Maison de ville pour un jeune couple au Japon
Sur une parcelle exiguë au cœur d’une ville japonaise dense, IGArchitects a conçu une maison articulée autour d’une pièce unique et continue, formée par l’empilement de sept dalles de béton décalées au sein d’un volume de 60 mètres carrés.
Le couple à l’origine du projet vit et travaille dans la même maison, sans chercher à établir de frontière entre ces deux sphères. IGArchitects a répondu non pas par un cloisonnement en petites pièces, mais par un volume unique et élancé : une coque en béton brut abritant un vaste espace intérieur, structuré par les niveaux eux-mêmes. Plutôt que de restreindre le programme pour l’adapter au terrain, l’agence a pris le parti inverse : privilégier le volume et l’espace, avec une série de dalles qui ne s’alignent jamais tout à fait.
Trois murs sont disposés en biais ; celui orienté au nord est incliné de manière à intégrer visuellement le vide du terrain voisin inoccupé. Le long de ce mur, sept dalles de plancher varient en hauteur et en profondeur, se chevauchant sans jamais se rejoindre parfaitement par leurs arêtes. Les interstices ainsi créés forment des ouvertures : la lumière et l’air pénètrent par le haut du mur nord, tandis que les vues directes vers les maisons voisines sont bloquées. La façade sud est totalement dépourvue de fenêtres, épargnant ainsi l’intérieur d’un ensoleillement trop agressif ; à la place, une lumière basse et diffuse balaie au fil de la journée les surfaces en béton marquées par le veinage du coffrage, inscrivant le passage des heures et des saisons sur les parois.

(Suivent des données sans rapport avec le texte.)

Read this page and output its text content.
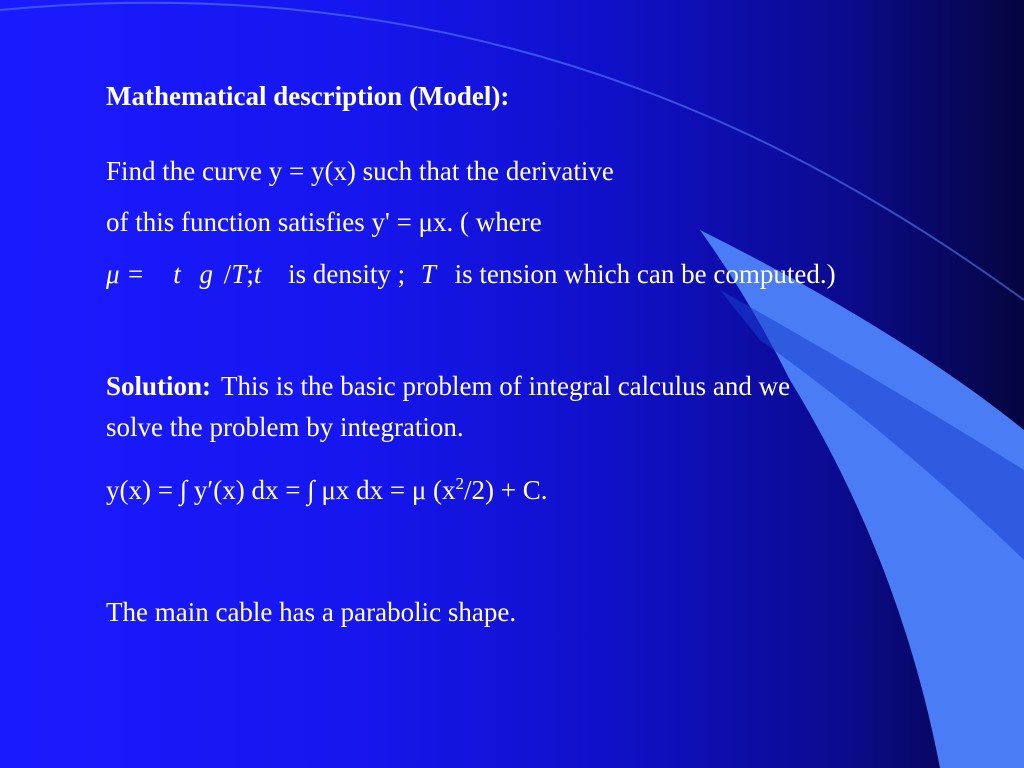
Mathematical description (Model):
Find the curve y = y(x) such that the derivative
of this function satisfies y' = μx. ( where
μ = t g /T;t is density ; T is tension which can be computed.)
Solution: This is the basic problem of integral calculus and we
solve the problem by integration.
y(x) = ∫ y′(x) dx = ∫ μx dx = μ $(x^2/2) + C$.
The main cable has a parabolic shape.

Le béton a été coulé dans des coffrages en planches ; ses murs et ses sous-faces conservent l’empreinte du veinage du bois, les nœuds sombres et les joints. Face à cette enveloppe massive, l’agence dispose des éléments plus légers, à l’échelle humaine : des parquets en chêne, un sol en petites briques de terre cuite près de la fenêtre sur rue, un mur en contreplaqué brut et une bibliothèque toute hauteur regorgeant de milliers d’ouvrages. Un escalier en acier noir s’élève en spirale dans une travée ; ailleurs, des marches en porte-à-faux longent le mur de livres. Des ampoules nues suspendues à des câbles torsadés pendent à hauteur de lecture, tandis qu’une dalle de pierre brute repose près de la baie vitrée, telle un seuil.
Aucun niveau ne se suffit à lui-même. Trop exigus pour constituer des pièces à part entière, ils ne prennent tout leur sens que par leur relation avec les étages supérieurs et inférieurs, se transformant tour à tour en siège, table, étagère, estrade de couchage ou plafond pour le niveau du dessous. Un bureau longe une tablette en contreplaqué, un lit repose sur une plateforme surélevée sous une fenêtre occupant toute la largeur, tandis que la cuisine et la salle de bains se nichent dans les recoins les plus profonds et les plus abrités. Côté rue, les ouvertures s’élargissent et le plancher s’élève vers la baie vitrée ; l’intérieur s’ouvre sur la voie publique à la manière d’un jardin ou d’un balcon, si l’espace l’avait permis.
Ce jeu de décalages crée une impression d’espace bien plus vaste que ne le laisseraient supposer les 60 mètres carrés de surface. Éléments proches et lointains cohabitent dans un même champ de vision, tantôt séparés, tantôt se répétant au fil de la coupe.